Le « Défi ANGEM » s’inspire aussi de modèles étrangers, comme le programme « Women Entrepreneurs Finance Initiative » de la Banque mondiale, qui a soutenu plus de 100 000 femmes dans 60 pays. En Algérie, l’enjeu est double : non seulement créer de la richesse, mais aussi rééquilibrer une économie où les femmes représentent 52 % de la population active mais seulement 15 % des chefs d’entreprise, selon l’Office national des statistiques (ONS).
Pour les candidates, l’accès au financement n’est qu’une première étape. Le véritable défi réside dans la pérennisation des projets. À Constantine, l’association « Femmes et Leadership » organise des sessions de coaching pour aider les entrepreneures à structurer leurs business plans. « Beaucoup de femmes ont des idées brillantes, mais manquent d’expérience en gestion ou en marketing », explique sa présidente, Fatima Zohra Boukhalfa.
Le programme « Défi ANGEM » prévoit également un volet numérique, avec la création d’une plateforme en ligne pour simplifier les démarches. Les candidates pourront y déposer leurs dossiers, suivre l’avancement de leur demande et accéder à des ressources pédagogiques. Une avancée significative dans un pays où les procédures administratives sont souvent critiquées pour leur complexité.
À l’échelle nationale, l’entrepreneuriat féminin pourrait jouer un rôle clé dans la réduction du chômage, qui touche 12,5 % de la population active selon les dernières données de l’ONS. Dans les wilayas du Sud, où les opportunités économiques sont limitées, des projets comme celui de l’ANGEM offrent une lueur d’espoir. À Adrar, des coopératives féminines se sont déjà constituées autour de la transformation de dattes, avec l’appui de l’Agence de développement du Sud (ADS).
Reste à voir si le « Défi ANGEM » parviendra à surmonter les obstacles structurels.
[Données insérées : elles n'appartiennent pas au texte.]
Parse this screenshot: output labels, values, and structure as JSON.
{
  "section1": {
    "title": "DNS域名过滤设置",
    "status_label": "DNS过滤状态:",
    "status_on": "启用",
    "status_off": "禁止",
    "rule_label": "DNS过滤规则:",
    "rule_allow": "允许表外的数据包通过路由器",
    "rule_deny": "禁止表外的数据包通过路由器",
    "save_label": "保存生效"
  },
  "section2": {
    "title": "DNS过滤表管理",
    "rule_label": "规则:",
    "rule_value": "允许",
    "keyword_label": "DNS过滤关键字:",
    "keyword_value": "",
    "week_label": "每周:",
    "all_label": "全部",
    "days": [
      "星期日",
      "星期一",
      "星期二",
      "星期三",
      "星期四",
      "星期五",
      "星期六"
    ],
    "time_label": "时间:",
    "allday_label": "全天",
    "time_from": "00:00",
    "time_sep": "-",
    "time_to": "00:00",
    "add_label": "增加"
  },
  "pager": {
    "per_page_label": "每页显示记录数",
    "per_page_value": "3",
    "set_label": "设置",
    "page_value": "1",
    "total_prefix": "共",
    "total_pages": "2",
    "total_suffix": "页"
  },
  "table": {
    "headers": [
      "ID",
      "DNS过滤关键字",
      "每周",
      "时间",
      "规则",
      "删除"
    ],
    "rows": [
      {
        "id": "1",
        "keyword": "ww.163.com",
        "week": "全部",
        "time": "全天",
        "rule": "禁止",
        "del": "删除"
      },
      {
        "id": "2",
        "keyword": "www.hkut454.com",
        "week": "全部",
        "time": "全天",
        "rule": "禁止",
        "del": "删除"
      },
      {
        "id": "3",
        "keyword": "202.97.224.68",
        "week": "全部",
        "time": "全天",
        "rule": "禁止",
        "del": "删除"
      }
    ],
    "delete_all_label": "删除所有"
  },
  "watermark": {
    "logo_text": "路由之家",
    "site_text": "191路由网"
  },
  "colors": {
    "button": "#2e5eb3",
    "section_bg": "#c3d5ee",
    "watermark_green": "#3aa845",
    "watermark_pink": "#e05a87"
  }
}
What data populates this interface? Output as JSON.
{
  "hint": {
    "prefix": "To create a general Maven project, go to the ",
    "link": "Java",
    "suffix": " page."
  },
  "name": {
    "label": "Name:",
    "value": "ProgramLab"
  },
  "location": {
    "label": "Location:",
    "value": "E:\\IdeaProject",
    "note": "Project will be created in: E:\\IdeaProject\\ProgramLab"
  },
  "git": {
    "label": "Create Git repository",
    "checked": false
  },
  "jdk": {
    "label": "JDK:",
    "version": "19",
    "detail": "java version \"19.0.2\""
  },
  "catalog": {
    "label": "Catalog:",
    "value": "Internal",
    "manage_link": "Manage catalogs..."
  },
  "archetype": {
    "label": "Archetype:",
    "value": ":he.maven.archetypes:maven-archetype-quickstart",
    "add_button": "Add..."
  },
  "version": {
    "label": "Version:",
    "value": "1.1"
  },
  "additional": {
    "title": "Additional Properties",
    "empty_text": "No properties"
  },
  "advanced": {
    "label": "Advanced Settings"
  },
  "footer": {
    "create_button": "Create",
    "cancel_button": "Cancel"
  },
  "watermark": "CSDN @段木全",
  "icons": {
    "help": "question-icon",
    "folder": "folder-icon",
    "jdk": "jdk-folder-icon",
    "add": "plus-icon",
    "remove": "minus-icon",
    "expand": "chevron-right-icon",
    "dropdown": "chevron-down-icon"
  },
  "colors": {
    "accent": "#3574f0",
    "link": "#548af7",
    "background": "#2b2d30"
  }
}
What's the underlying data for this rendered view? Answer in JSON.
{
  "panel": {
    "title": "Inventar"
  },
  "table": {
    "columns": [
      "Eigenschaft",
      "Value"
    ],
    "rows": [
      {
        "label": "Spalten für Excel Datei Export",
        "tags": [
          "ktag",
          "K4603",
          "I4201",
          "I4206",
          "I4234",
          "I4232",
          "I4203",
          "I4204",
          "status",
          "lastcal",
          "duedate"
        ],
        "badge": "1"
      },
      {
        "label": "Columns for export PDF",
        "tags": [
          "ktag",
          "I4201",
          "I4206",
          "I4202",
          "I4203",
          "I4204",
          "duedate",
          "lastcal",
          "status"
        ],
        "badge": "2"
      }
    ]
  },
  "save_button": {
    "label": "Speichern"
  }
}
Les experts pointent notamment le manque d’accès aux marchés pour les petites entreprises, ainsi que la persistance de stéréotypes de genre dans certains secteurs. « Il ne suffit pas de financer des projets, il faut aussi créer un écosystème favorable », estime l’économiste Nacer Eddine Hammouda, interrogé par El Watan.
Pour l’instant, l’ANGEM mise sur une approche progressive, avec des objectifs chiffrés et un suivi régulier des bénéficiaires. Le premier bilan est attendu d’ici six mois, avec une évaluation des impacts économiques et sociaux. Si le programme tient ses promesses, il pourrait servir de modèle pour d’autres pays de la région, où l’entrepreneuriat féminin reste un levier sous-exploité de développement.